NYC is college town???

Andrew

Excited about the Graduate hotels potential to join Hilton. I haven’t stayed at one yet but have seen them popping up in college towns I’ve lived in or visited, and they are very nice. In small towns they might be among the best hotels in town and in larger cities are still one of the better options if you are attending events in that part of town.

Some interesting potential as a good spots to stay in larger cities. The location under construction in Austin is steps from the capitol building. In Madison it’s practically on the waterfront. The Tucson location is just off campus from where I lived there, right on the street car line to downtown & 4th Ave with a cool looking rooftop pool. If they keep expanding into more urban campuses it will offer some potential for good redemptions during big festivals and events in those cities.

Lee

Regarding upgrades, award inventory is the problem. And, we’ve seen how airlines have become with granting premium cabin award inventory to partners. So, forgive me if I’m skeptical that we’ll hear anything other than anecdotal reports of upgrades. When we hear that AA has opened up FF award inventory on transcon flights (other than oh-dark-thirty departure times) to partners, wake me up.

YoniPDX

RIP Concorde Room – was really nice perk when flying BA First pre-C19, the cabana’s were nice as well but they converted them all to showers

Last edited 2 months ago by YoniPDX
Lee

It’s still nice. The real tragedy is the loss of the JFK T7 Concorde Room. The Chelsea Lounge is no comparison — a victim of AA’s cost containment mantra.

YoniPDX

@Lee
Agreed but the loss of Spa treatments, Cabanas, and Laurent Perrier Grand Siecle champagne devalues the CR experience (while not the best F hard/soft product available) its become more mediocre – the mixed FA crew (noobs with the tenured FA) crew interaction is truly a crap shot. Unionized FA in IAG ranks, unlike ME3 – stop the aging out of FA over 30 as well as attentive FA’s (ME3 FA’s are always worried about being terminated over poor performance or complaints – they also tend to be sourced from developing nations and they are paid a much higher wage than they can earn locally).

Lee

Unquestionably, Alex Cruz demolished the brand’s image. Long-tenured employees carry the service culture/ethos of an organization. When tenured FAs were replaced based on cost, BA lost its service culture/ethos. I’ve experienced it. I know what you mean.

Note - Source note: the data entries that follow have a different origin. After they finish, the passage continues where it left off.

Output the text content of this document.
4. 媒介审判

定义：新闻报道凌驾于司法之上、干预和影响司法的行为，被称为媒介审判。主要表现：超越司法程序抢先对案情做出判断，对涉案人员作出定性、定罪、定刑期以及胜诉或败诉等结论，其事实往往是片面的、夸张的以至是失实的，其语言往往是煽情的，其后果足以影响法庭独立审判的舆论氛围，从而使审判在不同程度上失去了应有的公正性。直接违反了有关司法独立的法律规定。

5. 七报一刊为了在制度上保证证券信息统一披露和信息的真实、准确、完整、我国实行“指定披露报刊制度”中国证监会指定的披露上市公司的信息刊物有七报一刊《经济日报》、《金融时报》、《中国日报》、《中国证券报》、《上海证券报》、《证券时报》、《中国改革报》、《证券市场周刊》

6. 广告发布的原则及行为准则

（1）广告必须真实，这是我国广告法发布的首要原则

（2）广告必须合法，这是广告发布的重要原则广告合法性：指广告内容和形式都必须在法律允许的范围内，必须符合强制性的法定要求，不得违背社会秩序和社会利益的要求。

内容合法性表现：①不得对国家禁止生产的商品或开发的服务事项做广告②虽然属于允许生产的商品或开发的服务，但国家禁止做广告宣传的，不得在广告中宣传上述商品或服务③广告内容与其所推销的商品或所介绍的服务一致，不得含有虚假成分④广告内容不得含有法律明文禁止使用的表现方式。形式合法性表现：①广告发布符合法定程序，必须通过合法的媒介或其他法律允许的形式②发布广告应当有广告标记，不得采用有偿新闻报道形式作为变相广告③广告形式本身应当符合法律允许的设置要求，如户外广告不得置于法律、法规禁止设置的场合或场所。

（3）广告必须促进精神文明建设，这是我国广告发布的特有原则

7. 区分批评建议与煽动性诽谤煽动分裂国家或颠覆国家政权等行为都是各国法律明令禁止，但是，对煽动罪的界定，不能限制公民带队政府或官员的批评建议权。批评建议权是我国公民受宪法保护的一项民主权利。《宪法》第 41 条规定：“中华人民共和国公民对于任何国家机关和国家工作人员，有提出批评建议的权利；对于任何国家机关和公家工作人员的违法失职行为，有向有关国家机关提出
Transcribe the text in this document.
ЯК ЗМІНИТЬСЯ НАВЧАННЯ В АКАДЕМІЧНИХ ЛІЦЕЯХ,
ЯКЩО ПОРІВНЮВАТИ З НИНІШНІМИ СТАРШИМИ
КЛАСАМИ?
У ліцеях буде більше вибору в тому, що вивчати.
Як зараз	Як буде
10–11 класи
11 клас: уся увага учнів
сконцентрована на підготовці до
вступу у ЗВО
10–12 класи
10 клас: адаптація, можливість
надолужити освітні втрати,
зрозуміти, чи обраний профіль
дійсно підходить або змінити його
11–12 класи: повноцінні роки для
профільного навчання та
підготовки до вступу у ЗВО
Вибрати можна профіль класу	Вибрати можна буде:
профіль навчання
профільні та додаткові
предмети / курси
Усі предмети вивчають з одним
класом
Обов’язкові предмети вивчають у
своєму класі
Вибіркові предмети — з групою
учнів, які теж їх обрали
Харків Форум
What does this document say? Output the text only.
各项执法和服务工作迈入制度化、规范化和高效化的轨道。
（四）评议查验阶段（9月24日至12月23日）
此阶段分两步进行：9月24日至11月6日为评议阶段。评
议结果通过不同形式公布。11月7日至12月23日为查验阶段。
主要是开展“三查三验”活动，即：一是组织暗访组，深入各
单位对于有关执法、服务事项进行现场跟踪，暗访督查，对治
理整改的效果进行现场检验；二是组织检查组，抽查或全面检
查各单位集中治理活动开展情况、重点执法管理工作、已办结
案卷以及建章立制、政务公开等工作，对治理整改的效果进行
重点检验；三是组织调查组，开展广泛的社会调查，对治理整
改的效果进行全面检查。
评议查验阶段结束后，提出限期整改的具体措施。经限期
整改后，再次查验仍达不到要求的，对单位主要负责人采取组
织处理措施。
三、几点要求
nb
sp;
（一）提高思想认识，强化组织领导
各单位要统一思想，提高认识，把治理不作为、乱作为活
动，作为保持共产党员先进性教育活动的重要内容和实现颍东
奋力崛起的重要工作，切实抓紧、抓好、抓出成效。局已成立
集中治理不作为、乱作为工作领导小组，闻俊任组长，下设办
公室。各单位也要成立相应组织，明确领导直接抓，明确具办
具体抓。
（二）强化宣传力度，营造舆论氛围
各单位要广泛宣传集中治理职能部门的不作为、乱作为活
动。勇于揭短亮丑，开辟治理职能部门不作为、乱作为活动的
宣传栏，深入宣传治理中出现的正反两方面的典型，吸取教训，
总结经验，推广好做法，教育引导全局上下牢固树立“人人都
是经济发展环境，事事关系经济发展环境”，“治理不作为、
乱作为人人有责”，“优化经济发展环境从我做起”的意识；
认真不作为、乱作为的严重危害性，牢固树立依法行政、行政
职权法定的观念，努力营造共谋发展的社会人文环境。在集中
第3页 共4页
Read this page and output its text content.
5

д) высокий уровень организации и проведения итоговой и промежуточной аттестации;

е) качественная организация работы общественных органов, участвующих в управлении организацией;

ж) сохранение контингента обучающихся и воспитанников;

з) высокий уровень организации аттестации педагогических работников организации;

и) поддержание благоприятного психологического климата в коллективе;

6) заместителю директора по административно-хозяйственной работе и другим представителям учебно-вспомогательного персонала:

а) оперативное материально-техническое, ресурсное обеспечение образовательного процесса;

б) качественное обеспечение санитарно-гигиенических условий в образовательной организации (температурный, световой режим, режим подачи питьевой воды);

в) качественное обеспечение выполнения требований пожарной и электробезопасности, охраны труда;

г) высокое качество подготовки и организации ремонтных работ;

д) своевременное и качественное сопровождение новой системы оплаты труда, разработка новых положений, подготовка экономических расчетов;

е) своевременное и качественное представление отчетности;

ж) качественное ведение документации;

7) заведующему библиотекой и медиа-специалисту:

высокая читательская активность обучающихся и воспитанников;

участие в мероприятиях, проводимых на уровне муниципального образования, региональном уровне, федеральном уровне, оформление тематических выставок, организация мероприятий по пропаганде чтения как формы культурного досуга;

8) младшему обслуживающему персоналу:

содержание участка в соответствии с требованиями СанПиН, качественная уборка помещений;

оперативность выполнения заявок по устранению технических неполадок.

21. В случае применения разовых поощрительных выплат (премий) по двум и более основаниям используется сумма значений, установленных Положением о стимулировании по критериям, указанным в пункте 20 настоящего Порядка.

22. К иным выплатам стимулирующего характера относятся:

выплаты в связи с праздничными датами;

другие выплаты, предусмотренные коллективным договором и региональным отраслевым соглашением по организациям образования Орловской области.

Under the current CEO, BA is doing some soul-searching. The Board of Directors needs to make a choice as to what kind of airline it wants to be. Waitrose or Tesco.

YoniPDX

Yes, Alex was a perfect fit for LCC Veuling – but he also brought too much AA/Doug Parker culture to IAG.

I now lean more to United Airlines – Polaris lounge is acceptable- while not CR level – its a step above the Centurion

Lee

While I haven’t been in every Centurion Lounge, each one that I have been in has felt like a Greyhound bus station (with a bar). Can you imagine seeing a guy loading up a gym bag with food from the buffet? Not just a little something for the road. I mean completely stuffing the gym bag. No thanks.

YoniPDX

I also think the food quality has definitely declined post C19. The CL in SFO used to have amazing food. But its been pretty blah since 2021 and after the remodel/expansion. If we didn’t great value from FHR/Airline – definitely wouldn’t keep it for the CL. The PP lounges in the US are also just so-so.